You mention the fact that books have not all the same thickness and you want the beginning of the text to always remain visible. There is perhaps a simpler way of handling your labels: have the text start at a fixed distance from the cell left edge. Then labels are always glued at the same position on the back cover and folded on the spine and front cover. The label will extend a variable distance on the front cover but text will always be positioned correctly on the spine.

This alternative does not need nested tables, frames nor manual tuning. See second table in example file.


Ahhh, thank you so much!! This is basically perfect. I’m so happy!

If you happen to have time, I have four more questions:

  1. With “Keep inside text boundaries” toggled on for frames: longer names seem to respect cell dimensions and padding, except cell borders look thinner within Writer. Does that matter?

  1. Pasting unformatted text into a frame causes the frame to float to the top. If this is unfixable, that’s totally fine. But if there’s a way to paste into a frame without this happening, it’d be good to know?

  2. Shorter names are printing center-right. They look centered in the .odt file though. Any advice on how to troubleshoot that?

  3. To double-check, the way to set up my label sheet is to manually insert a frame into each cell with the direct settings I want (autosize on, border off, etc). Since “anchor to: frame” isn’t an available option when trying to edit frame style from style navigator.

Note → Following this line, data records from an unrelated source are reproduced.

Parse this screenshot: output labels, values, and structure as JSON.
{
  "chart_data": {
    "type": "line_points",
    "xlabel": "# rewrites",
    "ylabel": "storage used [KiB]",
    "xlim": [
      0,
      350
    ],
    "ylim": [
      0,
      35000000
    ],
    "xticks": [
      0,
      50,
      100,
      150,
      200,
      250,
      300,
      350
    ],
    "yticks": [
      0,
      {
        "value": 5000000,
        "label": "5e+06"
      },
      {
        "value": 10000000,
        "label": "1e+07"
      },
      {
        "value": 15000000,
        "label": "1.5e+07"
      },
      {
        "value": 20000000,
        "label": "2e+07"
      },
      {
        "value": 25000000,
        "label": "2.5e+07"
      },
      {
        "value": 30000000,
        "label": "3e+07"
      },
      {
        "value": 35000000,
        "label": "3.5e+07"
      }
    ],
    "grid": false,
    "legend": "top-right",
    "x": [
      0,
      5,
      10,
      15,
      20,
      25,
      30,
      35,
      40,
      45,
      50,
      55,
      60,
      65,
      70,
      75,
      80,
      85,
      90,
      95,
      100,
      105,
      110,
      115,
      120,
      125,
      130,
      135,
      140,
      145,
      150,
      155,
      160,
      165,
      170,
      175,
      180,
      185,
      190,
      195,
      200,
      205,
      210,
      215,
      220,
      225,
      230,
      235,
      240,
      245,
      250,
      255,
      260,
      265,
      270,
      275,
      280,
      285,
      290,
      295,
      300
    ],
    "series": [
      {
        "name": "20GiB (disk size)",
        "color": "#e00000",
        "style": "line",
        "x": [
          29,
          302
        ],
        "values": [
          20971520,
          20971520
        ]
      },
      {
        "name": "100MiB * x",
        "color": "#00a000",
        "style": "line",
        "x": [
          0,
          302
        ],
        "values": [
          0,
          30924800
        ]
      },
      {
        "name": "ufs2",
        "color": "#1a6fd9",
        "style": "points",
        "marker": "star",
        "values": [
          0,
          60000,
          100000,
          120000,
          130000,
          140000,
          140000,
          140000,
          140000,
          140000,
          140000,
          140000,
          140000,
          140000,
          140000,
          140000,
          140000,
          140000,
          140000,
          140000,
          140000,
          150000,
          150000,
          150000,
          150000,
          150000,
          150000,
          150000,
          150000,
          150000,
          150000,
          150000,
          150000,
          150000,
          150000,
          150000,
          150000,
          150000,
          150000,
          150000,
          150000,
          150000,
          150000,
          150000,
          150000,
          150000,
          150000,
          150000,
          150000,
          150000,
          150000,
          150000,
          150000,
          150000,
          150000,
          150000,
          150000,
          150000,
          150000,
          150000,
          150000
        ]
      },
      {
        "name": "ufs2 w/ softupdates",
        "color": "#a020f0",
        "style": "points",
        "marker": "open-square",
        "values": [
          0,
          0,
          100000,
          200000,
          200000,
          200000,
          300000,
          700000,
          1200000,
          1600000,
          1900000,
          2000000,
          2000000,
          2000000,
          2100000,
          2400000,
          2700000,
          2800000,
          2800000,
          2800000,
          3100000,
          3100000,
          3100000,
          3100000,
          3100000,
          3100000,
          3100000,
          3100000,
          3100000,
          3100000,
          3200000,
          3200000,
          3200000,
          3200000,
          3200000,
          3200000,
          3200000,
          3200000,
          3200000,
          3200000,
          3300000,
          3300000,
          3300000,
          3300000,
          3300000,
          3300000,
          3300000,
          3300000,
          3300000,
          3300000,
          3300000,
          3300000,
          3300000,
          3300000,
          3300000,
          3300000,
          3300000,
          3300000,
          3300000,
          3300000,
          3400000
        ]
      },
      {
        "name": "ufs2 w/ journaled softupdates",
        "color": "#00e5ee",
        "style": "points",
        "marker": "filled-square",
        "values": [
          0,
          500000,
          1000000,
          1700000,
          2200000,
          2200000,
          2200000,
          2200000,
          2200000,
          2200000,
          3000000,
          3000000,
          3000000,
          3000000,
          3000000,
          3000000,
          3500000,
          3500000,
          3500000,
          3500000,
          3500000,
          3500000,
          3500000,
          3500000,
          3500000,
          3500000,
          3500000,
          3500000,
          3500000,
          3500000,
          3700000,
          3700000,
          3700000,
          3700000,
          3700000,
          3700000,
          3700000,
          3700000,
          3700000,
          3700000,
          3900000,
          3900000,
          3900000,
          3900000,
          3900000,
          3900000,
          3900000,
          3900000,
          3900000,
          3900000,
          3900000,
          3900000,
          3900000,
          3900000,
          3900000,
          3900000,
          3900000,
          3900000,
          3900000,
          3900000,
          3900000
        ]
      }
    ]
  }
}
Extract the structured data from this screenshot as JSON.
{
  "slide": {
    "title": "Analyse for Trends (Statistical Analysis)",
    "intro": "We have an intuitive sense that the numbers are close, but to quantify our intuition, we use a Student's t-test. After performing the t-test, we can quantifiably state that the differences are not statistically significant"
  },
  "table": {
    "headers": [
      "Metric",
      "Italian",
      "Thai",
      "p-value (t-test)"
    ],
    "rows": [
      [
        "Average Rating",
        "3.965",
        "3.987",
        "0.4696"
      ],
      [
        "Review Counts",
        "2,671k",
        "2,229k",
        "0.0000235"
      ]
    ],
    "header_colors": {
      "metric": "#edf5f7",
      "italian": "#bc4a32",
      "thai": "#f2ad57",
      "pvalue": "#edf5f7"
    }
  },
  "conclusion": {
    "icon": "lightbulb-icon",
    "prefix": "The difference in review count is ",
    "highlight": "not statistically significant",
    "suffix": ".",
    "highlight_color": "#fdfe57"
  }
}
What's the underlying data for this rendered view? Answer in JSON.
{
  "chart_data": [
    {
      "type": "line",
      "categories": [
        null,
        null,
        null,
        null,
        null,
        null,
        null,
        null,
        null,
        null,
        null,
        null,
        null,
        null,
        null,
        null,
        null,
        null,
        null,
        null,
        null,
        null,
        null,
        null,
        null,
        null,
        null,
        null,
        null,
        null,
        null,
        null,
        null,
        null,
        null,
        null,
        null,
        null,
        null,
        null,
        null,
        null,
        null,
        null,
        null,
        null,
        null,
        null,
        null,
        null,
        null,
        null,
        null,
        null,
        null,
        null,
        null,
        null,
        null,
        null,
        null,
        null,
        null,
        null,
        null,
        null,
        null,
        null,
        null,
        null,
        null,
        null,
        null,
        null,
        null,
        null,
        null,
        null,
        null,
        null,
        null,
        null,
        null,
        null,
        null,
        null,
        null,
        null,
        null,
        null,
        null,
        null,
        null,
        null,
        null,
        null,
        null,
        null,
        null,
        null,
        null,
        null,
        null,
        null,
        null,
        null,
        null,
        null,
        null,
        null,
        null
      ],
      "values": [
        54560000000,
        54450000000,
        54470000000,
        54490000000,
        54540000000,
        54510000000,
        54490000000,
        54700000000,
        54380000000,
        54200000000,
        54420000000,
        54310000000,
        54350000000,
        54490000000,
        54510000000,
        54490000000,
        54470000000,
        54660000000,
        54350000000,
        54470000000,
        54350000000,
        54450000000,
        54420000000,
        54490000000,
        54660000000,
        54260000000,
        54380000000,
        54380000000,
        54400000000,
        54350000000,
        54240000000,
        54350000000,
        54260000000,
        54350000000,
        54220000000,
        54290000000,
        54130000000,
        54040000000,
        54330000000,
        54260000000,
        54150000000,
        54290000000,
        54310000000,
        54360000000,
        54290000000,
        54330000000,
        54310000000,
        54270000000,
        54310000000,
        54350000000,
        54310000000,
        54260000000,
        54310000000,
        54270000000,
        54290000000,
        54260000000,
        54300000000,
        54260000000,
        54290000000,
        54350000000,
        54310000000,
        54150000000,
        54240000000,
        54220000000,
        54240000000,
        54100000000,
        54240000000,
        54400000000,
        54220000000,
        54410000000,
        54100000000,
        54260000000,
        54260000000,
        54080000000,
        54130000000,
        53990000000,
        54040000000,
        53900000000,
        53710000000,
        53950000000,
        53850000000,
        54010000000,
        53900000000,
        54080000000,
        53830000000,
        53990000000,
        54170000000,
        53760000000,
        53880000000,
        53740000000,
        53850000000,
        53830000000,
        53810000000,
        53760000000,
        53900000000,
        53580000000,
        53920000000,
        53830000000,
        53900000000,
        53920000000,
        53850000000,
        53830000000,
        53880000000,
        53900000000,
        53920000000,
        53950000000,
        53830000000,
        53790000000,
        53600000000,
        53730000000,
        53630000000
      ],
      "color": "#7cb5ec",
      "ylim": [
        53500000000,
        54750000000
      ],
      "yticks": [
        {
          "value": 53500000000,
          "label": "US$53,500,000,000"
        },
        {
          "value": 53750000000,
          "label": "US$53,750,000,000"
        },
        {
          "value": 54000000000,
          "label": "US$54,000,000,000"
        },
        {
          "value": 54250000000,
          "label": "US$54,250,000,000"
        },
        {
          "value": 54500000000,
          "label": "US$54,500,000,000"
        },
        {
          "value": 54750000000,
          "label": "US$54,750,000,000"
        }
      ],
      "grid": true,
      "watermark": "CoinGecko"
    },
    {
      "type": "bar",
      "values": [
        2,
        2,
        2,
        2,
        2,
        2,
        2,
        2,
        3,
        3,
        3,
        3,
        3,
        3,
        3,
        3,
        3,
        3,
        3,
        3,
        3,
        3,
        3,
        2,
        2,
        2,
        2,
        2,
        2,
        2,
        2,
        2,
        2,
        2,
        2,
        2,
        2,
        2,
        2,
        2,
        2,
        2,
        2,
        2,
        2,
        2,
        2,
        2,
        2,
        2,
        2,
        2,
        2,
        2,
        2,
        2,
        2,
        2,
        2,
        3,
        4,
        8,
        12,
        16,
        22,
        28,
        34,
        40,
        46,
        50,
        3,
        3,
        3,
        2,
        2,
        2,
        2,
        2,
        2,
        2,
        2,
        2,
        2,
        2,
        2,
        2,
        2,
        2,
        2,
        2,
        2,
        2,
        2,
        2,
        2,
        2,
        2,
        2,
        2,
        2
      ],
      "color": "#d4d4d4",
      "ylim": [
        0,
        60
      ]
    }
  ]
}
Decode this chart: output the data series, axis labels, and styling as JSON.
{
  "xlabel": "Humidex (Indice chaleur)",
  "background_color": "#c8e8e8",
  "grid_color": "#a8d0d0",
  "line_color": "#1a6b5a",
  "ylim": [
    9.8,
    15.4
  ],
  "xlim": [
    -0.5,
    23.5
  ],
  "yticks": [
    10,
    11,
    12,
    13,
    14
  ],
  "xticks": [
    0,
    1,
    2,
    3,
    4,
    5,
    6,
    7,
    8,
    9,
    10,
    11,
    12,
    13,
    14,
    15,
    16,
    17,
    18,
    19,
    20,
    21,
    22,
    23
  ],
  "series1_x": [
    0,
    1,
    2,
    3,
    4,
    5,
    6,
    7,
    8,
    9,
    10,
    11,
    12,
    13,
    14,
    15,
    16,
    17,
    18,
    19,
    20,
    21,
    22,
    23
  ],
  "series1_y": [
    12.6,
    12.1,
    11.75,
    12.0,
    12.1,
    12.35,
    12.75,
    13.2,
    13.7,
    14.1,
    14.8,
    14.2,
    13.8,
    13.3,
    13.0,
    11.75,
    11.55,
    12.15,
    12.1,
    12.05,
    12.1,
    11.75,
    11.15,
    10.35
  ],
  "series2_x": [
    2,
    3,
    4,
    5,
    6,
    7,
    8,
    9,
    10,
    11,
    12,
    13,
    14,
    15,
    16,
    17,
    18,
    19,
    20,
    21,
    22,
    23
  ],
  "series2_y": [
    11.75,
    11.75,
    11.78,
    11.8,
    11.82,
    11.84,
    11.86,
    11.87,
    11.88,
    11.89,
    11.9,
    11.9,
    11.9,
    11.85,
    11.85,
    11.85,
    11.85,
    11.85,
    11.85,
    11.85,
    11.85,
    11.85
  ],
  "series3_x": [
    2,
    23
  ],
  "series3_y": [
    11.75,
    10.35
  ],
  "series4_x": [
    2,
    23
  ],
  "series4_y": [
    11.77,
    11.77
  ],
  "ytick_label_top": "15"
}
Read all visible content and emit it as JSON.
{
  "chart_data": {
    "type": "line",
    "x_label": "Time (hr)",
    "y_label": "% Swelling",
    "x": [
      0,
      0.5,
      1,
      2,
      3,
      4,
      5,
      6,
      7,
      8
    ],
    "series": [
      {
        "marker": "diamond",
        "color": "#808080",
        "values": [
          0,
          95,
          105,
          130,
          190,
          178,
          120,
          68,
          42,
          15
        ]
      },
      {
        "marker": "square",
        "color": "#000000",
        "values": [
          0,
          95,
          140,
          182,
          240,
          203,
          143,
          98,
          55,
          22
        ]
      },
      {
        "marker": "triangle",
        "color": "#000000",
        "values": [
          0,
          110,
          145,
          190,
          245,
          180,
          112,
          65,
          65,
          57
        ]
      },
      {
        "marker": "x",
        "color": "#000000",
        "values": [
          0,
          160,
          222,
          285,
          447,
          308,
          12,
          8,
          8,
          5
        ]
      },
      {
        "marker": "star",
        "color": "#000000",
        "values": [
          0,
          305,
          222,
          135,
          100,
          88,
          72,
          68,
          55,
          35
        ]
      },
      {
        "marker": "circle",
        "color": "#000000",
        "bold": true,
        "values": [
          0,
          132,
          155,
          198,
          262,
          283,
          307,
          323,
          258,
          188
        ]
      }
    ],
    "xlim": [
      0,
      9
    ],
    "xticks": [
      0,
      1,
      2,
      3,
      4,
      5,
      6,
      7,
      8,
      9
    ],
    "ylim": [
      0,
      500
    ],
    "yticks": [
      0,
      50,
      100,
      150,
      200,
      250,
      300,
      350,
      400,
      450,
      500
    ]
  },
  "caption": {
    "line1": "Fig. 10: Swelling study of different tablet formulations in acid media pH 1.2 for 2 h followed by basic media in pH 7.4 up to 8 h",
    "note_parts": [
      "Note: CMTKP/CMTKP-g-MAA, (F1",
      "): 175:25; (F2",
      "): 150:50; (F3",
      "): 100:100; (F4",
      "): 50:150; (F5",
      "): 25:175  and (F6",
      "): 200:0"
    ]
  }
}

Seriously though, thank you again. This is muuuch better than what we’ve been doing.

I didn’t know nested tables were even an option, that’s good to know! Because the centered nested table isn’t going to center by longest line automatically, I think it’d have the same drawbacks as simply typing into the cell, while, like you say, being more complicated to set up.

Regarding where label placement, you’re totally right! And that’s in fact what we do. It works great for thin books. It’s just on larger books these left-aligned labels look bad. But they’re fully legible, which is what matters most for sure.


Answers to your questions:

  1. Keep inside text boundaries does nothing on cell dimensions or other attributes. When you set vertical dimension to AutoSize, the frame grows downwards. Since you can position a frame anywhere in a page, the growth may cause the frame to extend in the bottom margin or even become clipped at bottom because it grows beyond the bottom limit of the page. Keep within text boundaries will automatically shift the vertical position to avoid this (the position you set is then only a hint for optimal location) or even send the frame on next page.

    In your case, this is not a good idea because this will desynchronise with the label grid.

    Cell borders on your screenshot seem to be only visual clues from View>Table Borders, not real borders. So, this may be a display artefact or a psychological bias.
  2. Pasting unformatted text
    I don’t understand what you mean by “causes the frame to float to the top”. When you paste something into an object, this object becomes selected. Is this what you’re talking about?
  3. Shorter names
    Do you mean you have a difference between screen and print? Otherwise, it can be a consequence of mixing table and frames.
  4. I think that using a frame to constraint some data to a cell won’t work because the frame feature is an “escape” from the current flow constraints. The frame is not limited by the current object, only by the page. To constraint inside a cell, you must use something which is jailed inside the cell. This can be a table or a paragraph.
    In any circumstance, always choose the simplest solution. It usually avoids headaches.